Session H4: Polymer Physics Prize
8:00 AM–11:00 AM, Tuesday, March 22, 2011
Room: Ballroom A4
Sponsoring Unit: DPOLY
Chair: Philip Pincus, University of California, Santa Barbara
Abstract ID: BAPS.2011.MAR.H4.1
Abstract: H4.00001 : Polymer Physics Prize Talk: Polymer Brushes: Why do we still care?
8:00 AM–8:36 AM
Gary S. Grest
(Sandia National Laboratories)
Polymer molecules have been widely used to modify the properties of surfaces including its adhesion. Among the most studied have been polymer brushes, in which polymer chains are grafted at one end to a surface and immersed in a small molecule solvents. Experiments and simulations have shown that the conformation of the chains grafted onto a flat surface depends on the grafting density and the interaction of the polymer with the solvent. As the molecular weight of the solvent increases, the structure of the brush changes. Consequently the brush chains are expelled from the solvent due to entropic loss that originate from the fact that the melt chains penetrating the brush cannot overcome the translational, or mixing, entropy. This crossover from wetted to non-wetted brushes, has important implications for polymer adhesion, where the phase separation of melt and brush chains reduces entanglements at the interface.

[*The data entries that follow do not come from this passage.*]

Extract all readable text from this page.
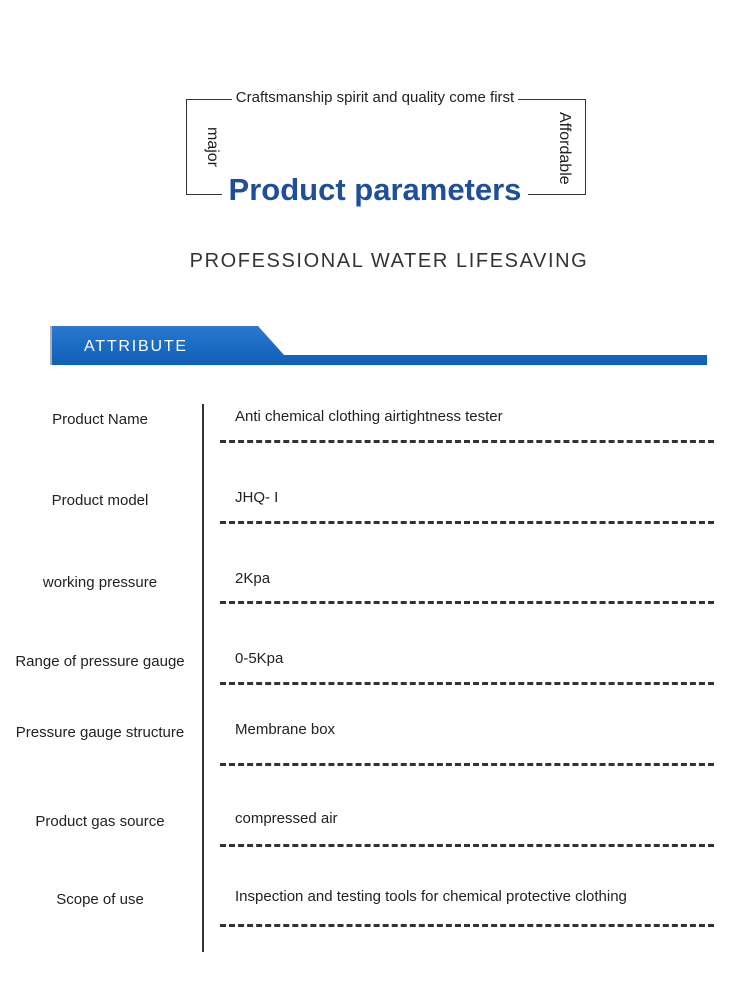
Craftsmanship spirit and quality come first
major	Affordable
Product parameters
PROFESSIONAL WATER LIFESAVING
ATTRIBUTE
Product Name	Anti chemical clothing airtightness tester
Product model	JHQ- I
working pressure	2Kpa
Range of pressure gauge	0-5Kpa
Pressure gauge structure	Membrane box
Product gas source	compressed air
Scope of use	Inspection and testing tools for chemical protective clothing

As polymers are grafted to nanoparticles, the curvature of the surface offers the polymer brush chains a significantly larger space to explore compared to a flat surface, reducing the tendency for autophobic dewetting. Using large scale molecular dynamics simulations we have studied the interface between brush coated nanoparticles and a polymer melt. Effects of chain length of the brush, and that of the polymer melt, the coverage of the nanoparticle and its curvature on the brush/melt interface will be discussed. The role of individual entanglements, between the brush chains and the melt, as identified by primitive path analysis will be introduced. These simulations provide insight into the structure of the brush/polymer interface which is not accessible through other theoretical or experimental means.